If there’s any hotbed for seeking out extraterrestrial life besides Mars, which is really turning into more of a search for fossils if anything, it’s the TRAPPIST-1 system. Now something Hubble just saw makes water even more likely to exist on at least some of these seven planets.

An international team of scientists used Hubble’s Space Telescope Imaging Spectrograph (STIS) to determine how much radiation beams down on each planet and analyze what effects this radiation may have on the hypothetical water supply. While it turns out that the two planets closest to the ultracool dwarf star are probably desert wastelands, the other five may have oceans’ worth of water.

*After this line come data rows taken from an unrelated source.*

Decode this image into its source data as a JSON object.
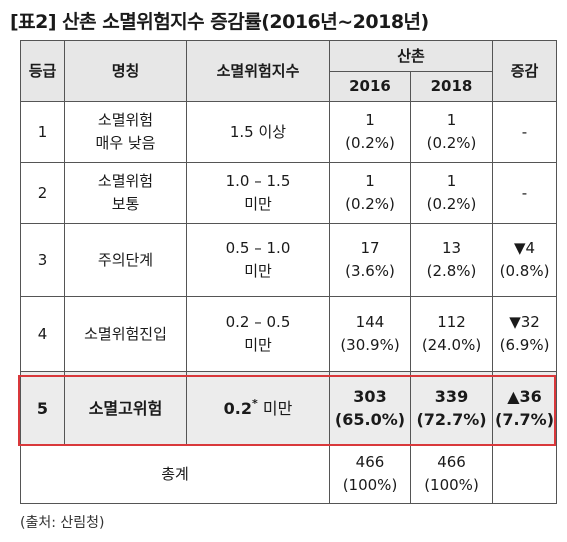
{
  "title": "[표2] 산촌 소멸위험지수 증감률(2016년~2018년)",
  "header": {
    "grade": "등급",
    "name": "명칭",
    "index": "소멸위험지수",
    "village": "산촌",
    "y2016": "2016",
    "y2018": "2018",
    "change": "증감"
  },
  "rows": [
    {
      "grade": "1",
      "name": [
        "소멸위험",
        "매우 낮음"
      ],
      "index": [
        "1.5 이상"
      ],
      "v2016": [
        "1",
        "(0.2%)"
      ],
      "v2018": [
        "1",
        "(0.2%)"
      ],
      "change": [
        "-"
      ]
    },
    {
      "grade": "2",
      "name": [
        "소멸위험",
        "보통"
      ],
      "index": [
        "1.0 – 1.5",
        "미만"
      ],
      "v2016": [
        "1",
        "(0.2%)"
      ],
      "v2018": [
        "1",
        "(0.2%)"
      ],
      "change": [
        "-"
      ]
    },
    {
      "grade": "3",
      "name": [
        "주의단계"
      ],
      "index": [
        "0.5 – 1.0",
        "미만"
      ],
      "v2016": [
        "17",
        "(3.6%)"
      ],
      "v2018": [
        "13",
        "(2.8%)"
      ],
      "change": [
        "▼4",
        "(0.8%)"
      ]
    },
    {
      "grade": "4",
      "name": [
        "소멸위험진입"
      ],
      "index": [
        "0.2 – 0.5",
        "미만"
      ],
      "v2016": [
        "144",
        "(30.9%)"
      ],
      "v2018": [
        "112",
        "(24.0%)"
      ],
      "change": [
        "▼32",
        "(6.9%)"
      ]
    },
    {
      "grade": "5",
      "name": [
        "소멸고위험"
      ],
      "index_value": "0.2",
      "index_mark": "*",
      "index_suffix": " 미만",
      "v2016": [
        "303",
        "(65.0%)"
      ],
      "v2018": [
        "339",
        "(72.7%)"
      ],
      "change": [
        "▲36",
        "(7.7%)"
      ]
    }
  ],
  "total": {
    "label": "총계",
    "v2016": [
      "466",
      "(100%)"
    ],
    "v2018": [
      "466",
      "(100%)"
    ],
    "change": ""
  },
  "source": "(출처: 산림청)",
  "colors": {
    "highlight_border": "#d9383b",
    "header_bg": "#e7e7e7"
  }
}
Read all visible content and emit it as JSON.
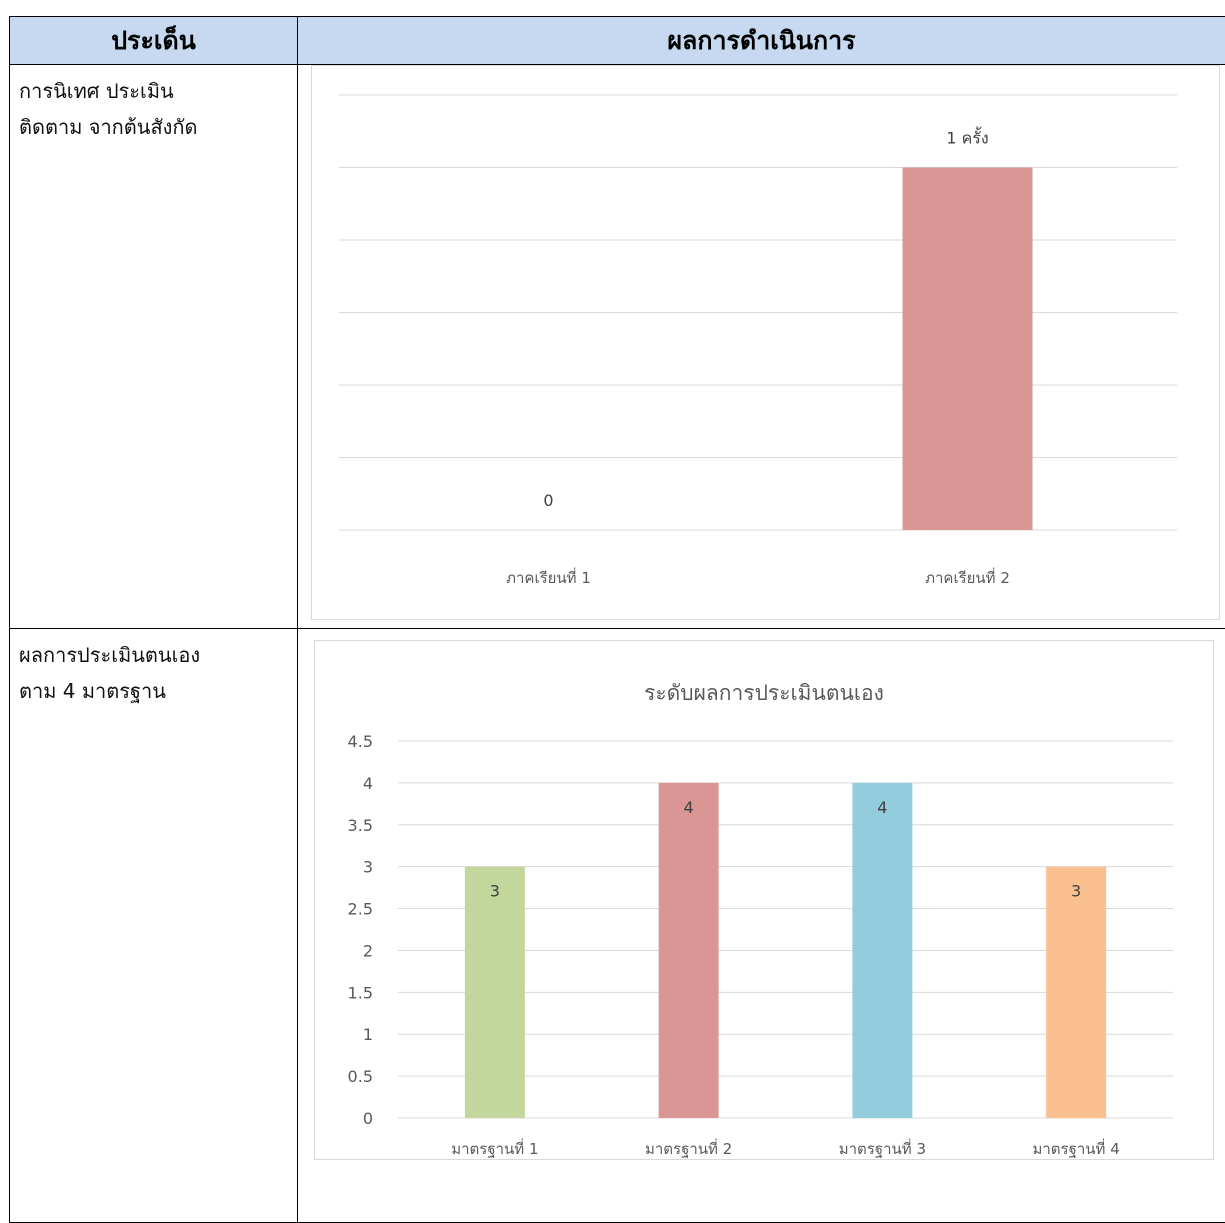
{
  "table": {
    "col_topic": "ประเด็น",
    "col_result": "ผลการดำเนินการ",
    "rows": [
      {
        "topic_line1": "การนิเทศ  ประเมิน",
        "topic_line2": "ติดตาม จากต้นสังกัด"
      },
      {
        "topic_line1": "ผลการประเมินตนเอง",
        "topic_line2": "ตาม 4 มาตรฐาน"
      }
    ]
  },
  "chart_data": [
    {
      "type": "bar",
      "title": "",
      "categories": [
        "ภาคเรียนที่ 1",
        "ภาคเรียนที่ 2"
      ],
      "values": [
        0,
        1
      ],
      "data_labels": [
        "0",
        "1 ครั้ง"
      ],
      "bar_colors": [
        "#d99694",
        "#d99694"
      ],
      "ylim": [
        0,
        1.2
      ],
      "y_axis_labels_shown": false,
      "grid": true
    },
    {
      "type": "bar",
      "title": "ระดับผลการประเมินตนเอง",
      "categories": [
        "มาตรฐานที่ 1",
        "มาตรฐานที่ 2",
        "มาตรฐานที่ 3",
        "มาตรฐานที่ 4"
      ],
      "values": [
        3,
        4,
        4,
        3
      ],
      "data_labels": [
        "3",
        "4",
        "4",
        "3"
      ],
      "bar_colors": [
        "#c3d69b",
        "#d99694",
        "#93cddd",
        "#fac090"
      ],
      "ylim": [
        0,
        4.5
      ],
      "yticks": [
        "0",
        "0.5",
        "1",
        "1.5",
        "2",
        "2.5",
        "3",
        "3.5",
        "4",
        "4.5"
      ],
      "grid": true
    }
  ]
}
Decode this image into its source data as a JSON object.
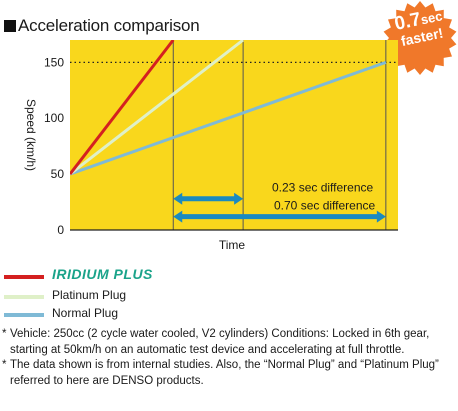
{
  "title": "Acceleration comparison",
  "badge": {
    "value": "0.7",
    "unit": "sec",
    "text": "faster!",
    "color": "#f0782a"
  },
  "chart_data": {
    "type": "line",
    "xlabel": "Time",
    "ylabel": "Speed (km/h)",
    "ylim": [
      0,
      170
    ],
    "yticks": [
      0,
      50,
      100,
      150
    ],
    "background": "#f9d71c",
    "grid": "vertical lines",
    "reference_line": {
      "y": 150,
      "style": "dotted"
    },
    "series": [
      {
        "name": "IRIDIUM PLUS",
        "color": "#d42020",
        "points": [
          [
            0,
            50
          ],
          [
            0.34,
            170
          ]
        ]
      },
      {
        "name": "Platinum Plug",
        "color": "#dff0c8",
        "points": [
          [
            0,
            50
          ],
          [
            0.57,
            170
          ]
        ]
      },
      {
        "name": "Normal Plug",
        "color": "#7fbad6",
        "points": [
          [
            0,
            50
          ],
          [
            1.04,
            150
          ]
        ]
      }
    ],
    "xrange": [
      0,
      1.08
    ],
    "vlines": [
      0.34,
      0.57,
      1.04
    ],
    "annotations": [
      {
        "label": "0.23 sec difference",
        "from": 0.34,
        "to": 0.57,
        "y": 28
      },
      {
        "label": "0.70 sec difference",
        "from": 0.34,
        "to": 1.04,
        "y": 12
      }
    ],
    "arrow_color": "#1a8ac0"
  },
  "legend": [
    {
      "label": "IRIDIUM PLUS",
      "color": "#d42020"
    },
    {
      "label": "Platinum Plug",
      "color": "#dff0c8"
    },
    {
      "label": "Normal Plug",
      "color": "#7fbad6"
    }
  ],
  "notes": [
    "Vehicle: 250cc (2 cycle water cooled, V2 cylinders) Conditions: Locked in 6th gear, starting at 50km/h on an automatic test device and accelerating at full throttle.",
    "The data shown is from internal studies. Also, the “Normal Plug” and “Platinum Plug” referred to here are DENSO products."
  ],
  "note_marker": "*"
}
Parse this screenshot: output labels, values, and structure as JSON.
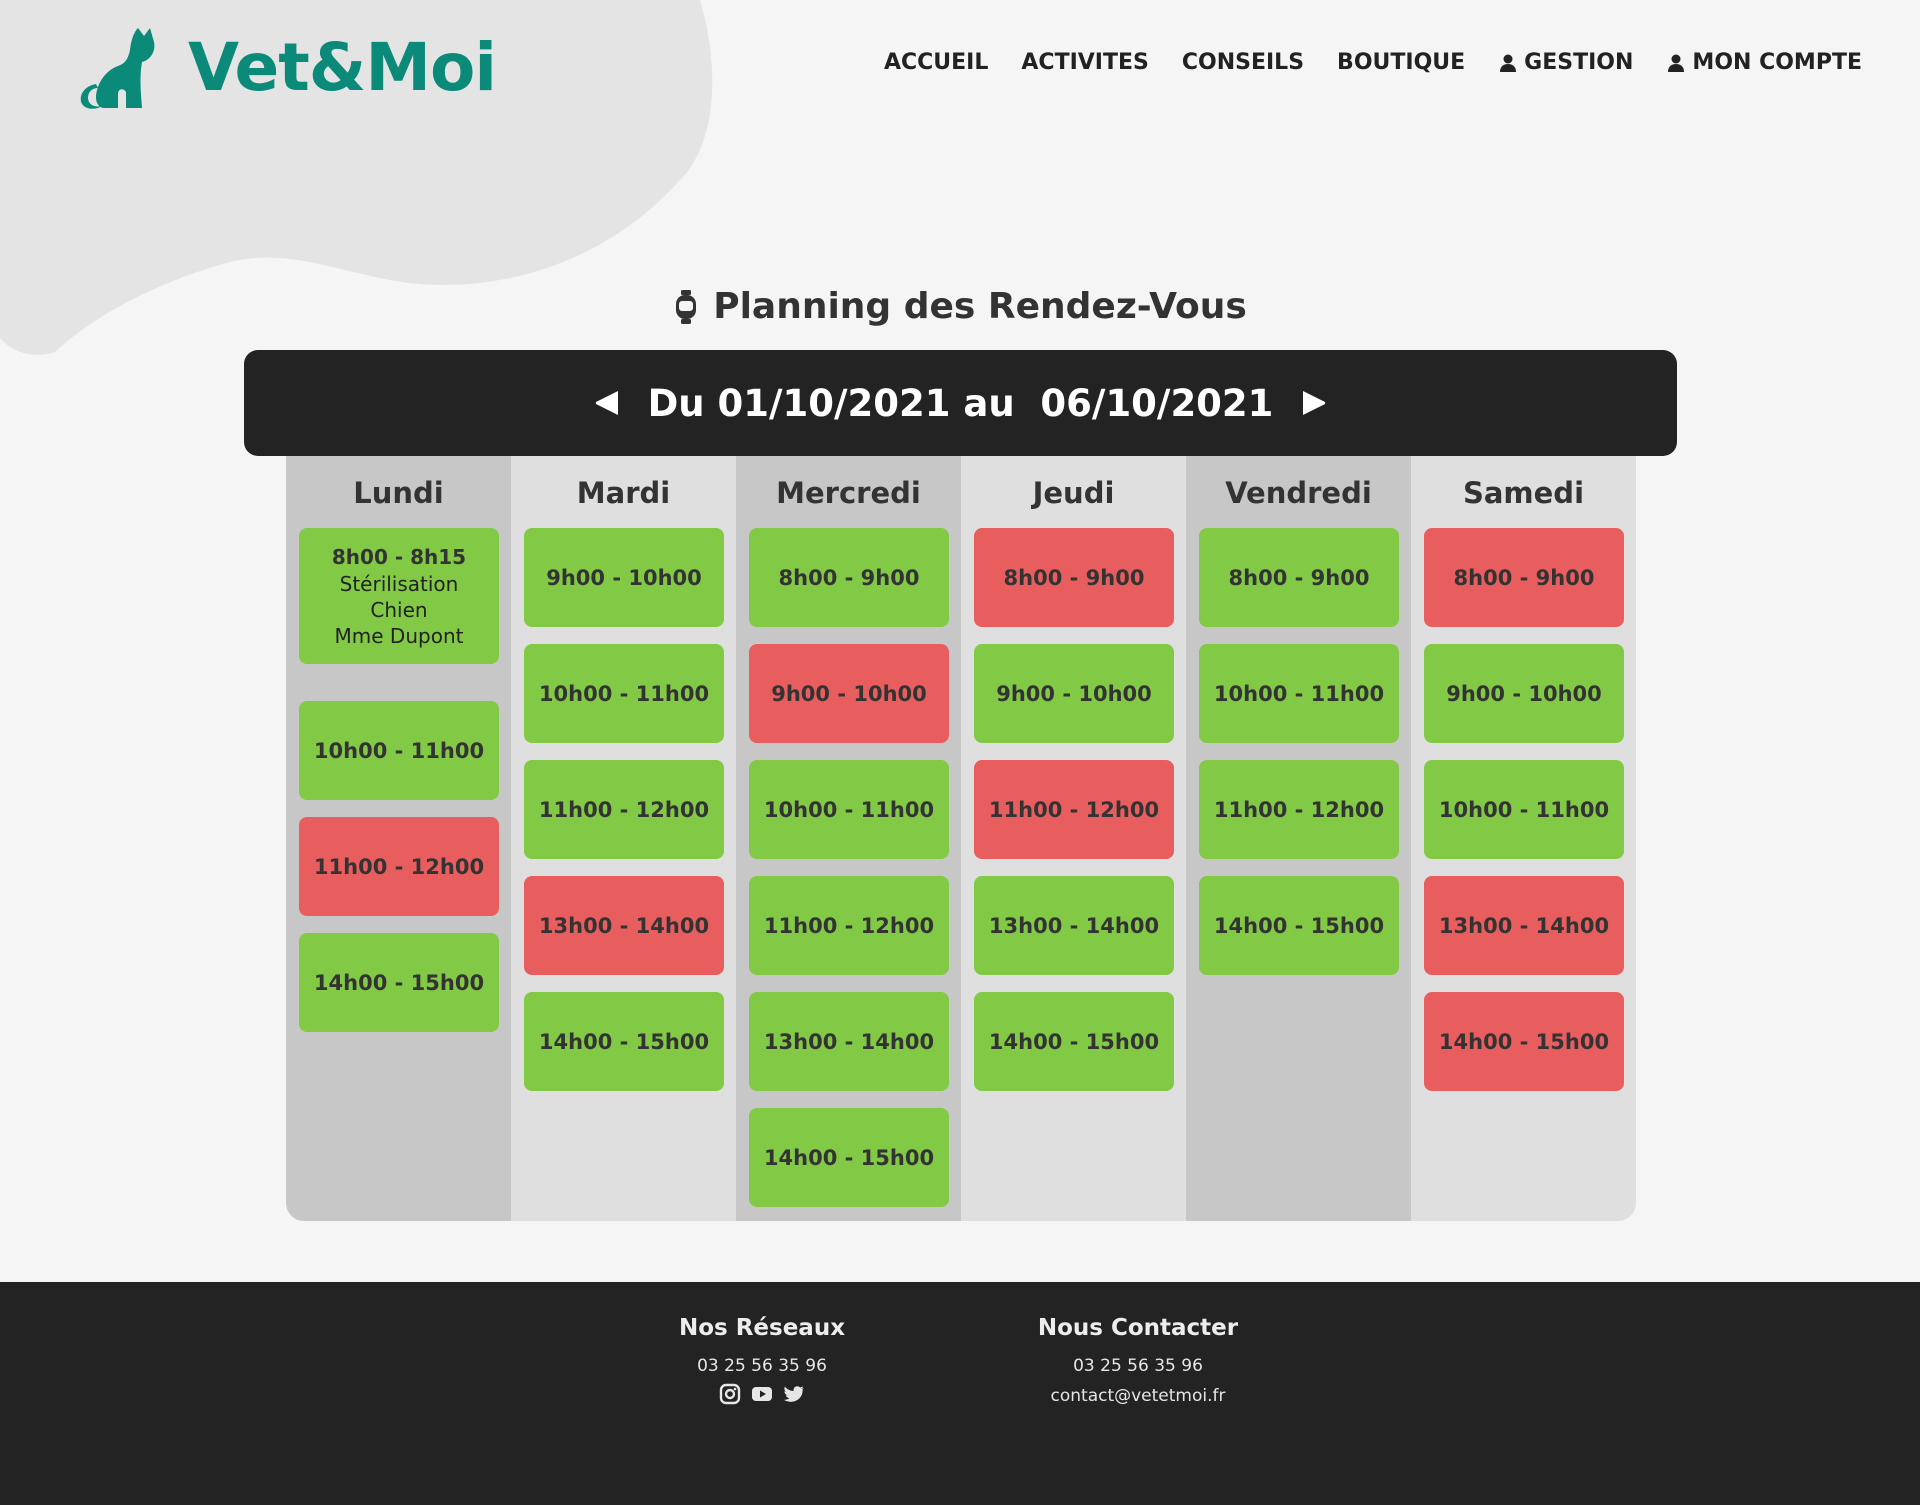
{
  "brand": {
    "name": "Vet&Moi",
    "color": "#0b8a7a"
  },
  "nav": {
    "items": [
      {
        "label": "ACCUEIL",
        "icon": ""
      },
      {
        "label": "ACTIVITES",
        "icon": ""
      },
      {
        "label": "CONSEILS",
        "icon": ""
      },
      {
        "label": "BOUTIQUE",
        "icon": ""
      },
      {
        "label": "GESTION",
        "icon": "user-icon"
      },
      {
        "label": "MON COMPTE",
        "icon": "user-icon"
      }
    ]
  },
  "page": {
    "title": "Planning des Rendez-Vous",
    "title_icon": "stopwatch-icon"
  },
  "week": {
    "label": "Du 01/10/2021 au  06/10/2021",
    "prev_icon": "caret-left-icon",
    "next_icon": "caret-right-icon"
  },
  "colors": {
    "free": "#82c946",
    "busy": "#e85d5d"
  },
  "calendar": {
    "days": [
      {
        "name": "Lundi",
        "slots": [
          {
            "time": "8h00 - 8h15",
            "status": "free",
            "details": [
              "Stérilisation",
              "Chien",
              "Mme Dupont"
            ]
          },
          {
            "time": "10h00 - 11h00",
            "status": "free"
          },
          {
            "time": "11h00 - 12h00",
            "status": "busy"
          },
          {
            "time": "14h00 - 15h00",
            "status": "free"
          }
        ]
      },
      {
        "name": "Mardi",
        "slots": [
          {
            "time": "9h00 - 10h00",
            "status": "free"
          },
          {
            "time": "10h00 - 11h00",
            "status": "free"
          },
          {
            "time": "11h00 - 12h00",
            "status": "free"
          },
          {
            "time": "13h00 - 14h00",
            "status": "busy"
          },
          {
            "time": "14h00 - 15h00",
            "status": "free"
          }
        ]
      },
      {
        "name": "Mercredi",
        "slots": [
          {
            "time": "8h00 - 9h00",
            "status": "free"
          },
          {
            "time": "9h00 - 10h00",
            "status": "busy"
          },
          {
            "time": "10h00 - 11h00",
            "status": "free"
          },
          {
            "time": "11h00 - 12h00",
            "status": "free"
          },
          {
            "time": "13h00 - 14h00",
            "status": "free"
          },
          {
            "time": "14h00 - 15h00",
            "status": "free"
          }
        ]
      },
      {
        "name": "Jeudi",
        "slots": [
          {
            "time": "8h00 - 9h00",
            "status": "busy"
          },
          {
            "time": "9h00 - 10h00",
            "status": "free"
          },
          {
            "time": "11h00 - 12h00",
            "status": "busy"
          },
          {
            "time": "13h00 - 14h00",
            "status": "free"
          },
          {
            "time": "14h00 - 15h00",
            "status": "free"
          }
        ]
      },
      {
        "name": "Vendredi",
        "slots": [
          {
            "time": "8h00 - 9h00",
            "status": "free"
          },
          {
            "time": "10h00 - 11h00",
            "status": "free"
          },
          {
            "time": "11h00 - 12h00",
            "status": "free"
          },
          {
            "time": "14h00 - 15h00",
            "status": "free"
          }
        ]
      },
      {
        "name": "Samedi",
        "slots": [
          {
            "time": "8h00 - 9h00",
            "status": "busy"
          },
          {
            "time": "9h00 - 10h00",
            "status": "free"
          },
          {
            "time": "10h00 - 11h00",
            "status": "free"
          },
          {
            "time": "13h00 - 14h00",
            "status": "busy"
          },
          {
            "time": "14h00 - 15h00",
            "status": "busy"
          }
        ]
      }
    ]
  },
  "footer": {
    "networks": {
      "title": "Nos Réseaux",
      "phone": "03 25 56 35 96",
      "icons": [
        "instagram-icon",
        "youtube-icon",
        "twitter-icon"
      ]
    },
    "contact": {
      "title": "Nous Contacter",
      "phone": "03 25 56 35 96",
      "email": "contact@vetetmoi.fr"
    }
  }
}
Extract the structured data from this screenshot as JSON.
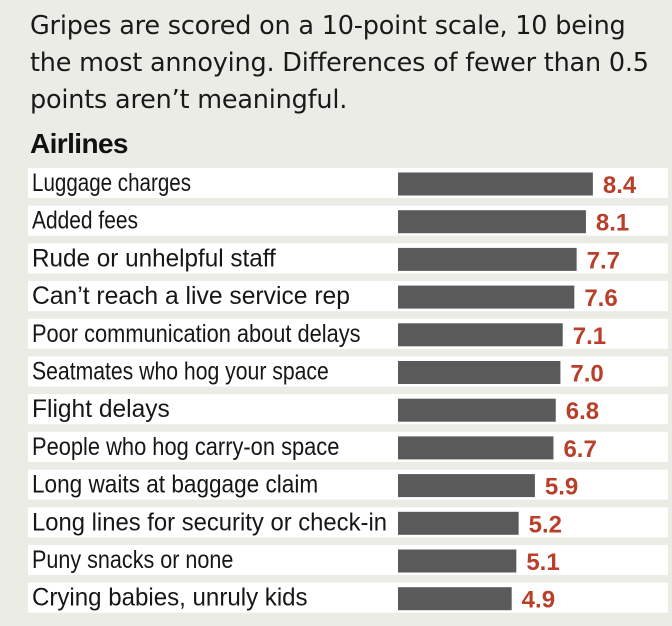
{
  "intro_text": "Gripes are scored on a 10-point scale, 10 being the most annoying. Differences of fewer than 0.5 points aren’t meaningful.",
  "colors": {
    "bar": "#5a5a5a",
    "value": "#b8402a",
    "row_background": "#ffffff",
    "page_background": "#ecece7"
  },
  "chart_data": {
    "type": "bar",
    "orientation": "horizontal",
    "title": "Airlines",
    "categories": [
      "Luggage charges",
      "Added fees",
      "Rude or unhelpful staff",
      "Can’t reach a live service rep",
      "Poor communication about delays",
      "Seatmates who hog your space",
      "Flight delays",
      "People who hog carry-on space",
      "Long waits at baggage claim",
      "Long lines for security or check-in",
      "Puny snacks or none",
      "Crying babies, unruly kids"
    ],
    "values": [
      8.4,
      8.1,
      7.7,
      7.6,
      7.1,
      7.0,
      6.8,
      6.7,
      5.9,
      5.2,
      5.1,
      4.9
    ],
    "value_labels": [
      "8.4",
      "8.1",
      "7.7",
      "7.6",
      "7.1",
      "7.0",
      "6.8",
      "6.7",
      "5.9",
      "5.2",
      "5.1",
      "4.9"
    ],
    "scale_max": 10,
    "grid": false,
    "legend": "none"
  }
}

TRAPPIST-1 has an expansive habitable zone, with an unusually high potential for inter-planetary microbial contamination, meaning that any of the planets orbiting in that region could be crawling with micro-aliens. High-powered gravitational interactions are also believed to raise immense ocean tides that could further the chance of life spawning—or having been spawned—on one of the possibly habitable planets. Just watch out for solar flares that could vaporize the atmosphere and keep life from ever emerging.

What scientists realized in the new study is that the hydrogen floating around the TRAPPIST-1 planets could indicate atmospheric water vapor. Hydrogen is light enough to easily escape a planet’s atmosphere, and Hubble is hypersensitive enough to identify that hydrogen, which could have broken off from molecules of atmospheric water vapor. The space telescope’s measurements of UV light that radiates onto these planets also tell scientists how fast the atmospheres of these planets are vanishing.

“As in our own atmosphere, where ultraviolet sunlight breaks molecules apart, ultraviolet starlight can break water vapor in the atmospheres of exoplanets into hydrogen and oxygen,” said astronomer Vincent Bourrier, who led the study recently published in The Astronomical Journal.

Much of the TRAPPIST-1 planets’ atmospheres disappeared as they evolved. TRAPPIST-1b and TRAPPIST-1c, which orbit closest to their star and are hit by the most UV radiation, continue to bleed out water into space and are thought to have lost as much as 20 oceans’ worth in the past 8 billion years. The outermost planets in the habitable zone have supposedly lost only a fraction of that and are thought to be environments more ideal for sustaining liquid water. The only issue is that without knowing precise planetary masses, the team can only offer estimates of how much liquid water could be on each planet.

“While our results suggest that the outer planets are the best candidates to search for water with the upcoming James Webb Space Telescope, they also highlight the need for theoretical studies and complementary observations at all wavelengths to determine the nature of the TRAPPIST-1 planets and their potential habitability,” Bourrier said.

We might have to wait a while before we know for sure, but the sooner we find water, the sooner we can look for something swimming in it.